„Trommler, du hättest die Vase hier nicht so offen auf dem Tisch stehen lassen sollen …!!“ sagte Victor zu mir, als er gegen elf Uhr vormittags nach Hause kam.
Ich hatte gearbeitet, legte nun aber mein Manuskript weg, um mich Tory zu widmen.
Der sah sehr ernst, fast finster aus. Und der Vorwurf der Vase wegen hatte recht scharf geklungen.
„Wie hast du denn der Meller das Auftauchen der Vase hier bei dir eigentlich erklärt?“ fragte er weiter, indem er die Diebesbeute beklopfte, was Töne hervorrief, als sei das plumpe Ding aus Metall.
„Ich sagte, sie gehöre dir,“ meinte ich und stellte mich neben ihn.
„Gut. Das wird sie glauben.“ – Er kippte die Vase jetzt um und betrachtete den runden Boden. Dort waren allerhand seltsame Zeichen eingegraben. – „Ich dachte es mir schon,“ fuhr er fort. „Es ist eine Lahore-Vase, also altindischen Ursprungs. Die Lahore-Vasen sind berühmt. Man findet sie sehr selten, da die Priester des großen Brahmatempels in Lahore sie freiwillig nie herausgegeben. Anderswo existieren fast nur Nachahmungen. Was an echten Lahore-Vasen in den Handel kommt, ist aus dem Tempel gestohlen worden, mithin auch dieses Stück.“ – –
Es ist Zeit, daß ich die Vase ein wenig beschreibe.
Sie war fünfundfünfzig Zentimeter hoch. Der Vasenhals hatte einen Durchmesser von achtzehn Zentimeter, war nur sieben Zentimeter lang. Dann rundete sich der Vasenkörper zur Form einer länglichen Zwiebel, deren größte Breite der Höhle des Ganzen entsprach.
Der Vasenhals war innen drei Zentimeter unter dem Rande zugegossen und zwar bildete dieser Stöpsel, wenn man so sagen will, mit der Halswandung ein Stück. Die Vase war also fest verschlossen, hatte keine Öffnung. Als Verzierung dienten schwach erhabene Stellen, die wie ein Netz aussahen. In jeder Masche dieses Netzes waren altindische Schriftzeichen und je eine Tierfigur eingegraben.

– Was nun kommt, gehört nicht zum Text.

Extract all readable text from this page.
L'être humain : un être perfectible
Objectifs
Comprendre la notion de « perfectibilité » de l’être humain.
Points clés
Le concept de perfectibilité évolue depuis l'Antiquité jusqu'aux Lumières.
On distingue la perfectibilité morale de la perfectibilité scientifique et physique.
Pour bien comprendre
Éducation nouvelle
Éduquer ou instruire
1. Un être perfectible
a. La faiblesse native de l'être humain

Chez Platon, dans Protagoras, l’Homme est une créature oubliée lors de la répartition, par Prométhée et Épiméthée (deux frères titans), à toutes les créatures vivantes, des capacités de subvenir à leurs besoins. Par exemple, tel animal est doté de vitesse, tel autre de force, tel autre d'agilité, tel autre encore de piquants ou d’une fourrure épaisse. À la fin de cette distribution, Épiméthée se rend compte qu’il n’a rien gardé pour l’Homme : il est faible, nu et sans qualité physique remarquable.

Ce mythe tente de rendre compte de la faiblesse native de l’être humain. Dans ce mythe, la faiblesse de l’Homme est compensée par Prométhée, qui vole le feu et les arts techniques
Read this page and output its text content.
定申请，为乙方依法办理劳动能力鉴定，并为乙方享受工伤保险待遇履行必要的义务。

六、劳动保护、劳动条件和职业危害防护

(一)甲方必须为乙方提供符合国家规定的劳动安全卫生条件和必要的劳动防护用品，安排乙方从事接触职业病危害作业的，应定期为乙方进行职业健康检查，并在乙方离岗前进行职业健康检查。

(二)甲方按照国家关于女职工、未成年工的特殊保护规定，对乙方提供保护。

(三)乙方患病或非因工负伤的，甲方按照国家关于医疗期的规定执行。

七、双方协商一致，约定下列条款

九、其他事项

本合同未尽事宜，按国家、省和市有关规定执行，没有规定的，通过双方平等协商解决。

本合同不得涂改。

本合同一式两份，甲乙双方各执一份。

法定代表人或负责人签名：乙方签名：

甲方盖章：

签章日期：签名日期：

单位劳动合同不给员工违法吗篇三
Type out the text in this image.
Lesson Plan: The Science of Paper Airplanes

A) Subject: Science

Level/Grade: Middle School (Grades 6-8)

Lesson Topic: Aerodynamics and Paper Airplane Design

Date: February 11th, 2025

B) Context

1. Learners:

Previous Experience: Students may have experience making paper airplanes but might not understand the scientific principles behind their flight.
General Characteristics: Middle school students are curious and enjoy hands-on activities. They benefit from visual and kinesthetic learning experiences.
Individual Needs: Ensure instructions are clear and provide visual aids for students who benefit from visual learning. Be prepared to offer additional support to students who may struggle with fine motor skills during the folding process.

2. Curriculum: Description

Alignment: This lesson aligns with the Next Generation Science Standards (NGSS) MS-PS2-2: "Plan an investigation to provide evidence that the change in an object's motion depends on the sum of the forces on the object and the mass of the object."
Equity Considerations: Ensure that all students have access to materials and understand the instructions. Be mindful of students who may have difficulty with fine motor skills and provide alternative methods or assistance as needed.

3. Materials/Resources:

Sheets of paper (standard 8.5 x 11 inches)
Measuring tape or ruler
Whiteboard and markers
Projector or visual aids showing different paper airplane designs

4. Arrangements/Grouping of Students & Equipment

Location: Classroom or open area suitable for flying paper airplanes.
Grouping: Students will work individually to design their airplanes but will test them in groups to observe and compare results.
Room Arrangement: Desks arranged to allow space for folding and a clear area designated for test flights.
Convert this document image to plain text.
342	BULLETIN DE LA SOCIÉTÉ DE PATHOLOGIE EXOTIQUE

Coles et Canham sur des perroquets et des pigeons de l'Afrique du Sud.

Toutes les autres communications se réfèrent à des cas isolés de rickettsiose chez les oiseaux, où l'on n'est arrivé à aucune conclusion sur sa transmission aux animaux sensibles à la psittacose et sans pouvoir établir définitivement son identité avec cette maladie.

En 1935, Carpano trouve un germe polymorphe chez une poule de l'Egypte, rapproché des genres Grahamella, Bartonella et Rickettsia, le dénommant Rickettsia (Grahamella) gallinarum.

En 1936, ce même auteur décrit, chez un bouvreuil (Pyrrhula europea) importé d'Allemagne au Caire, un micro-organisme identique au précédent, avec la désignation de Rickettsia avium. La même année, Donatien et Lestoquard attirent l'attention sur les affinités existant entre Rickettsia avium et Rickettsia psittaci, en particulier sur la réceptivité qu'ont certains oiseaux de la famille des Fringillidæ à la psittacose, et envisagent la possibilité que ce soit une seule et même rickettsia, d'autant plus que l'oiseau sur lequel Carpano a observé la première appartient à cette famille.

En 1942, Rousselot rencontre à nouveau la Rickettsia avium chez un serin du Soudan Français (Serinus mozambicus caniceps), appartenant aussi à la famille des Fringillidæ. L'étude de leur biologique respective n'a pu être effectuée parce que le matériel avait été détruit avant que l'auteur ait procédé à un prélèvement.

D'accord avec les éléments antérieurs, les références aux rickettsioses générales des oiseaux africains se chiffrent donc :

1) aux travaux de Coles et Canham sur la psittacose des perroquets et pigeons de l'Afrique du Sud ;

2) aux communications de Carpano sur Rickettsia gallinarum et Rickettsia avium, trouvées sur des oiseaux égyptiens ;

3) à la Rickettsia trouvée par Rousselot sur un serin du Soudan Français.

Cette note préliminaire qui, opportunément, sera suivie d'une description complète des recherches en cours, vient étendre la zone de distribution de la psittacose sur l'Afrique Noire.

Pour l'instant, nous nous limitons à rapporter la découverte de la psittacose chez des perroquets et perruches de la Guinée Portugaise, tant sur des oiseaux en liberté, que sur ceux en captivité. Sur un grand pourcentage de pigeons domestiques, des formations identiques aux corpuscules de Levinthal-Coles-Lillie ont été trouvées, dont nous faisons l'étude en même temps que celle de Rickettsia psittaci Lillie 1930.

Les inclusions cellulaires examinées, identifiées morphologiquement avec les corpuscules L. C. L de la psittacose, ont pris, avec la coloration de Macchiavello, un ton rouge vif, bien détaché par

Das Gewicht – ich habe sie gewogen – betrug sechsundvierzig Pfund. –
Die Gußmasse mag hier nachher mit Viktors eigenen Worten beschrieben werden. – –
Auf Torys Ausführungen hinsichtlich der Herkunft der Vase äußerte ich meine Zweifel an der Echtheit. – Wie sollte gerade eine echte, doch so überaus wertvolle Seltenheit in das leere Haus hineingeraten sein?!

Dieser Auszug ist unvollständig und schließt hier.